A dermatologista conta que a criança fica com aquela sensação de que tem algum bichinho andando pelo couro cabeludo, fica irritada, com dificuldade de dormir. Em casos mais graves, a coceira constante pode causar feridas no couro cabeludo que, sem tratamento adequado, evoluem para infecção bacteriana secundária. Por isso, o recomendado é observar o couro cabeludo das crianças pequenas com frequência e reagir rápido ao identificar qualquer sinal.
O piolho não voa nem nada. Ele rasteja, e é exatamente por isso que a transmissão ocorre pelo contato direto entre couro cabeludo. "É no abraço, é na brincadeira, é no contato que ele vai infectar a outra criança", explica a especialista.
O compartilhamento de objetos pessoais como escovas e pentes também pode ser uma via de transmissão, já que o parasita pode se deslocar de um utensílio para outra cabeça. Um ponto importante: o piolho humano não é transmitido por animais domésticos.
O ciclo tem três fases: ovo, ninfa e piolho adulto. A fêmea adulta coloca os ovos, popularmente chamados de lêndeas, que ficam grudados nos fios de cabelo. Após cerca de sete dias, os ovos eclodem e nascem as ninfas, os piolhinhos ainda em desenvolvimento. Eles crescem, se desenvolvem e se alimentam do sangue humano.

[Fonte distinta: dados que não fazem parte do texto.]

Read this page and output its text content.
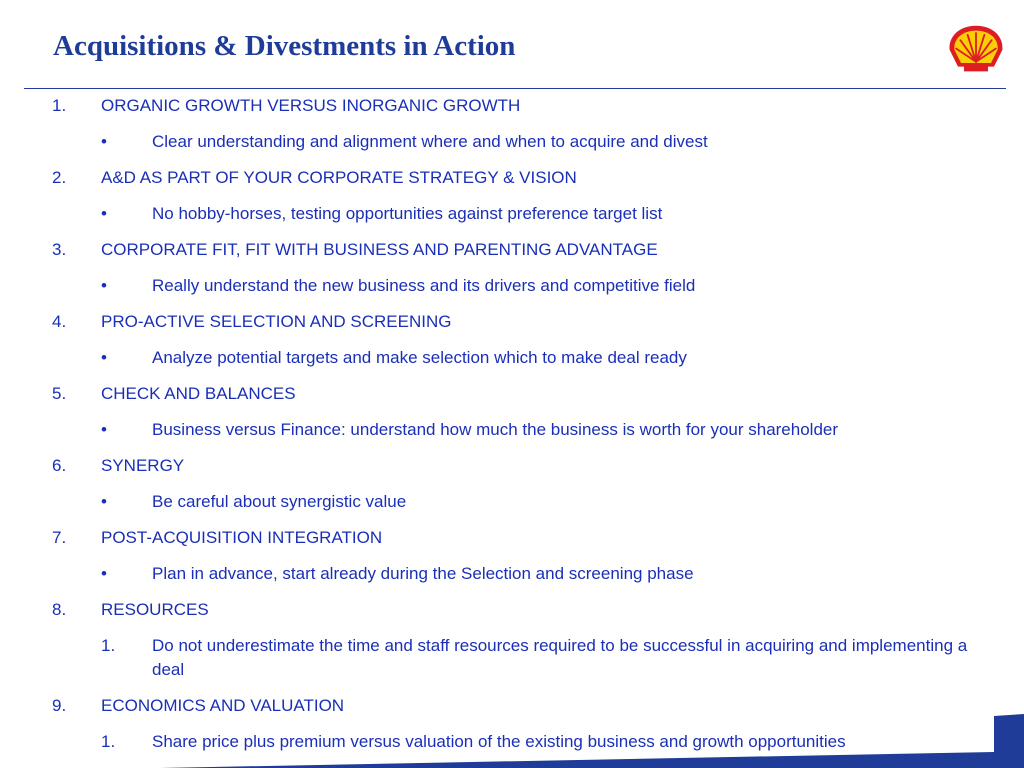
Acquisitions & Divestments in Action
1. ORGANIC GROWTH VERSUS INORGANIC GROWTH
•	Clear understanding and alignment where and when to acquire and divest
2. A&D AS PART OF YOUR CORPORATE STRATEGY & VISION
•	No hobby-horses, testing opportunities against preference target list
3. CORPORATE FIT, FIT WITH BUSINESS AND PARENTING ADVANTAGE
•	Really understand the new business and its drivers and competitive field
4. PRO-ACTIVE SELECTION AND SCREENING
•	Analyze potential targets and make selection which to make deal ready
5. CHECK AND BALANCES
•	Business versus Finance: understand how much the business is worth for your shareholder
6. SYNERGY
•	Be careful about synergistic value
7. POST-ACQUISITION INTEGRATION
•	Plan in advance, start already during the Selection and screening phase
8. RESOURCES
1. Do not underestimate the time and staff resources required to be successful in acquiring and implementing a deal
9. ECONOMICS AND VALUATION
1. Share price plus premium versus valuation of the existing business and growth opportunities
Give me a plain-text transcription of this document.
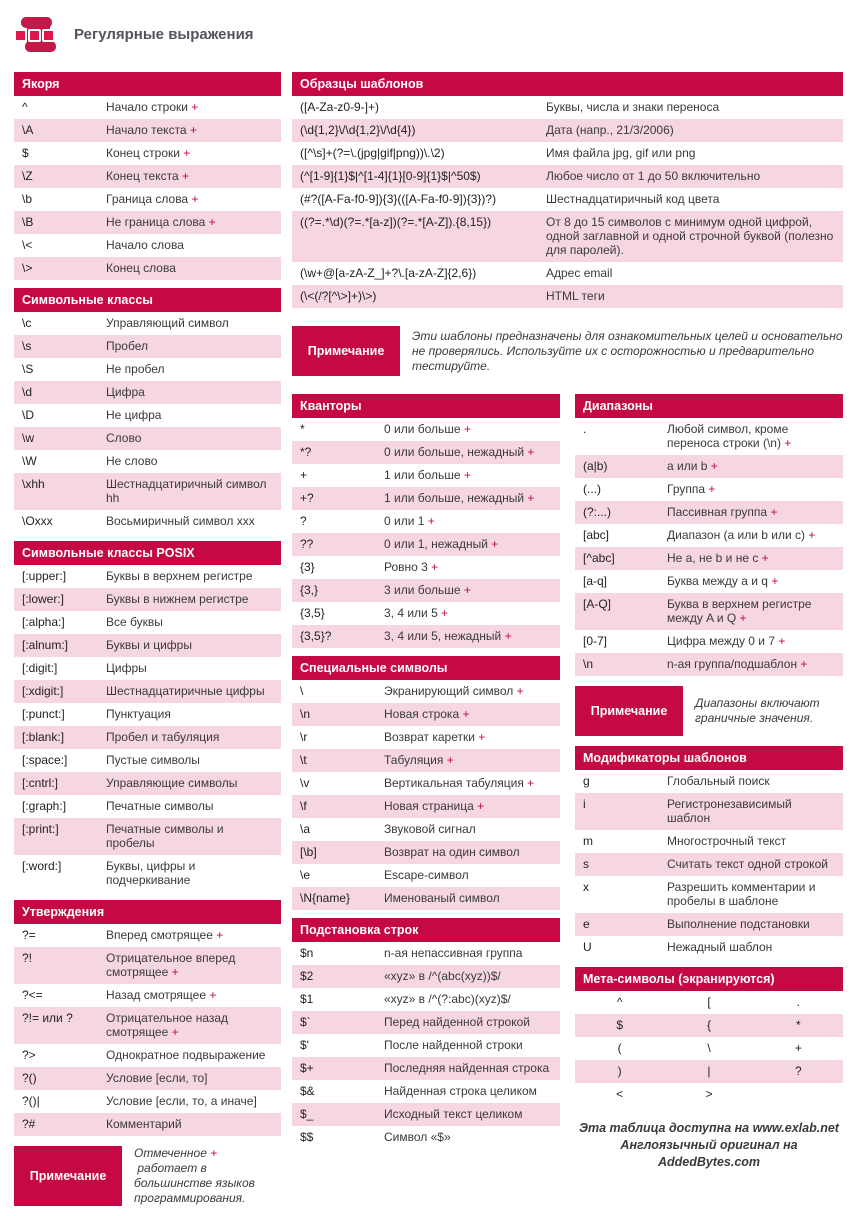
Регулярные выражения
Якоря
^	Начало строки +
\A	Начало текста +
$	Конец строки +
\Z	Конец текста +
\b	Граница слова +
\B	Не граница слова +
\<	Начало слова
\>	Конец слова
Символьные классы
\c	Управляющий символ
\s	Пробел
\S	Не пробел
\d	Цифра
\D	Не цифра
\w	Слово
\W	Не слово
\xhh	Шестнадцатиричный символ hh
\Oxxx	Восьмиричный символ xxx
Символьные классы POSIX
[:upper:]	Буквы в верхнем регистре
[:lower:]	Буквы в нижнем регистре
[:alpha:]	Все буквы
[:alnum:]	Буквы и цифры
[:digit:]	Цифры
[:xdigit:]	Шестнадцатиричные цифры
[:punct:]	Пунктуация
[:blank:]	Пробел и табуляция
[:space:]	Пустые символы
[:cntrl:]	Управляющие символы
[:graph:]	Печатные символы
[:print:]	Печатные символы и пробелы
[:word:]	Буквы, цифры и подчеркивание
Утверждения
?=	Вперед смотрящее +
?!	Отрицательное вперед смотрящее +
?<=	Назад смотрящее +
?!= или ?	Отрицательное назад смотрящее +
?>	Однократное подвыражение
?()	Условие [если, то]
?()|	Условие [если, то, а иначе]
?#	Комментарий
Примечание
Отмеченное +
работает в большинстве языков программирования.
Образцы шаблонов
([A-Za-z0-9-]+)	Буквы, числа и знаки переноса
(\d{1,2}\/\d{1,2}\/\d{4})	Дата (напр., 21/3/2006)
([^\s]+(?=\.(jpg|gif|png))\.\2)	Имя файла jpg, gif или png
(^[1-9]{1}$|^[1-4]{1}[0-9]{1}$|^50$)	Любое число от 1 до 50 включительно
(#?([A-Fa-f0-9]){3}(([A-Fa-f0-9]){3})?)	Шестнадцатиричный код цвета
((?=.*\d)(?=.*[a-z])(?=.*[A-Z]).{8,15})	От 8 до 15 символов с минимум одной цифрой, одной заглавной и одной строчной буквой (полезно для паролей).
(\w+@[a-zA-Z_]+?\.[a-zA-Z]{2,6})	Адрес email
(\<(/?[^\>]+)\>)	HTML теги
Примечание
Эти шаблоны предназначены для ознакомительных целей и основательно не проверялись. Используйте их с осторожностью и предварительно тестируйте.
Кванторы
*	0 или больше +
*?	0 или больше, нежадный +
+	1 или больше +
+?	1 или больше, нежадный +
?	0 или 1 +
??	0 или 1, нежадный +
{3}	Ровно 3 +
{3,}	3 или больше +
{3,5}	3, 4 или 5 +
{3,5}?	3, 4 или 5, нежадный +
Специальные символы
\	Экранирующий символ +
\n	Новая строка +
\r	Возврат каретки +
\t	Табуляция +
\v	Вертикальная табуляция +
\f	Новая страница +
\a	Звуковой сигнал
[\b]	Возврат на один символ
\e	Escape-символ
\N{name}	Именованый символ
Подстановка строк
$n	n-ая непассивная группа
$2	«xyz» в /^(abc(xyz))$/
$1	«xyz» в /^(?:abc)(xyz)$/
$`	Перед найденной строкой
$'	После найденной строки
$+	Последняя найденная строка
$&	Найденная строка целиком
$_	Исходный текст целиком
$$	Символ «$»
Диапазоны
.	Любой символ, кроме переноса строки (\n) +
(a|b)	a или b +
(...)	Группа +
(?:...)	Пассивная группа +
[abc]	Диапазон (a или b или c) +
[^abc]	Не a, не b и не c +
[a-q]	Буква между a и q +
[A-Q]	Буква в верхнем регистре между A и Q +
[0-7]	Цифра между 0 и 7 +
\n	n-ая группа/подшаблон +
Примечание
Диапазоны включают граничные значения.
Модификаторы шаблонов
g	Глобальный поиск
i	Регистронезависимый шаблон
m	Многострочный текст
s	Считать текст одной строкой
x	Разрешить комментарии и пробелы в шаблоне
e	Выполнение подстановки
U	Нежадный шаблон
Мета-символы (экранируются)
^	[	.
$	{	*
(	\	+
)	|	?
<	>
Эта таблица доступна на www.exlab.net
Англоязычный оригинал на AddedBytes.com
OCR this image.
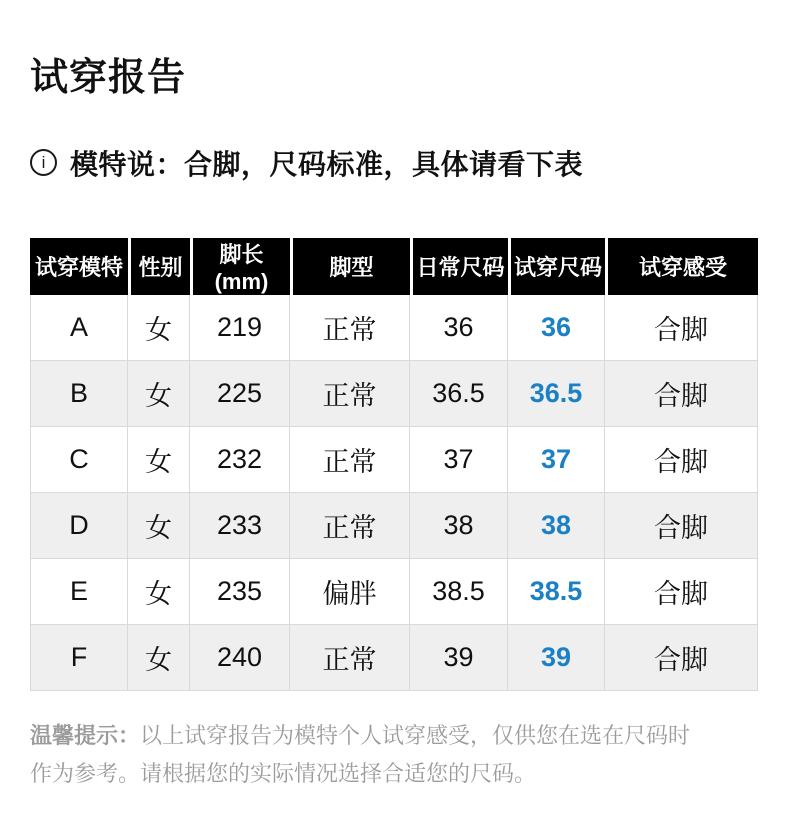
试穿报告
i 模特说：合脚，尺码标准，具体请看下表
试穿模特	性别	脚长(mm)	脚型	日常尺码	试穿尺码	试穿感受
A	女	219	正常	36	36	合脚
B	女	225	正常	36.5	36.5	合脚
C	女	232	正常	37	37	合脚
D	女	233	正常	38	38	合脚
E	女	235	偏胖	38.5	38.5	合脚
F	女	240	正常	39	39	合脚

温馨提示：以上试穿报告为模特个人试穿感受，仅供您在选在尺码时
作为参考。请根据您的实际情况选择合适您的尺码。
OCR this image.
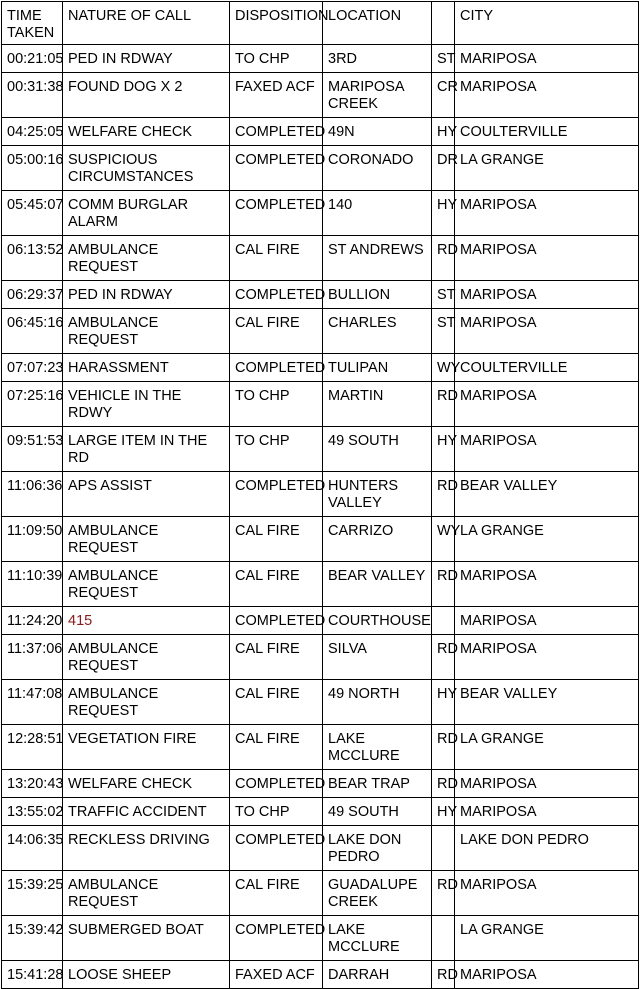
TIME TAKEN	NATURE OF CALL	DISPOSITION	LOCATION		CITY
00:21:05	PED IN RDWAY	TO CHP	3RD	ST	MARIPOSA
00:31:38	FOUND DOG X 2	FAXED ACF	MARIPOSA CREEK	CR	MARIPOSA
04:25:05	WELFARE CHECK	COMPLETED	49N	HY	COULTERVILLE
05:00:16	SUSPICIOUS CIRCUMSTANCES	COMPLETED	CORONADO	DR	LA GRANGE
05:45:07	COMM BURGLAR ALARM	COMPLETED	140	HY	MARIPOSA
06:13:52	AMBULANCE REQUEST	CAL FIRE	ST ANDREWS	RD	MARIPOSA
06:29:37	PED IN RDWAY	COMPLETED	BULLION	ST	MARIPOSA
06:45:16	AMBULANCE REQUEST	CAL FIRE	CHARLES	ST	MARIPOSA
07:07:23	HARASSMENT	COMPLETED	TULIPAN	WY	COULTERVILLE
07:25:16	VEHICLE IN THE RDWY	TO CHP	MARTIN	RD	MARIPOSA
09:51:53	LARGE ITEM IN THE RD	TO CHP	49 SOUTH	HY	MARIPOSA
11:06:36	APS ASSIST	COMPLETED	HUNTERS VALLEY	RD	BEAR VALLEY
11:09:50	AMBULANCE REQUEST	CAL FIRE	CARRIZO	WY	LA GRANGE
11:10:39	AMBULANCE REQUEST	CAL FIRE	BEAR VALLEY	RD	MARIPOSA
11:24:20	415	COMPLETED	COURTHOUSE		MARIPOSA
11:37:06	AMBULANCE REQUEST	CAL FIRE	SILVA	RD	MARIPOSA
11:47:08	AMBULANCE REQUEST	CAL FIRE	49 NORTH	HY	BEAR VALLEY
12:28:51	VEGETATION FIRE	CAL FIRE	LAKE MCCLURE	RD	LA GRANGE
13:20:43	WELFARE CHECK	COMPLETED	BEAR TRAP	RD	MARIPOSA
13:55:02	TRAFFIC ACCIDENT	TO CHP	49 SOUTH	HY	MARIPOSA
14:06:35	RECKLESS DRIVING	COMPLETED	LAKE DON PEDRO		LAKE DON PEDRO
15:39:25	AMBULANCE REQUEST	CAL FIRE	GUADALUPE CREEK	RD	MARIPOSA
15:39:42	SUBMERGED BOAT	COMPLETED	LAKE MCCLURE		LA GRANGE
15:41:28	LOOSE SHEEP	FAXED ACF	DARRAH	RD	MARIPOSA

"É importante saber sobre esse período de sete dias porque, dependendo do produto usado no tratamento, pode ser necessário repetir a aplicação, já que alguns não eliminam as lêndeas", alerta Priscila.
De acordo com a dermatologista, o tratamento combina duas abordagens. A primeira é o uso de produtos específicos para pediculose, indicados pelo médico. A segunda é a extração mecânica com pente fino, que remove as lêndeas ainda presas nos fios.
"Nunca use receitas caseiras como querosene, álcool ou vinagre na cabeça da criança. Esses produtos podem causar queimaduras e intoxicação, sendo prejudiciais à saúde", adverte.
Outro passo essencial é comunicar a escola ou creche para que outras famílias possam verificar e, se necessário, tratar. Todos os moradores da casa também devem ser avaliados, não apenas a criança com sintomas.
A prevenção passa por atenção constante e alguns hábitos simples: observar regularmente o couro cabeludo das crianças, evitar o compartilhamento de escovas, pentes e acessórios de cabelo, e orientar as crianças desde cedo sobre esses cuidados.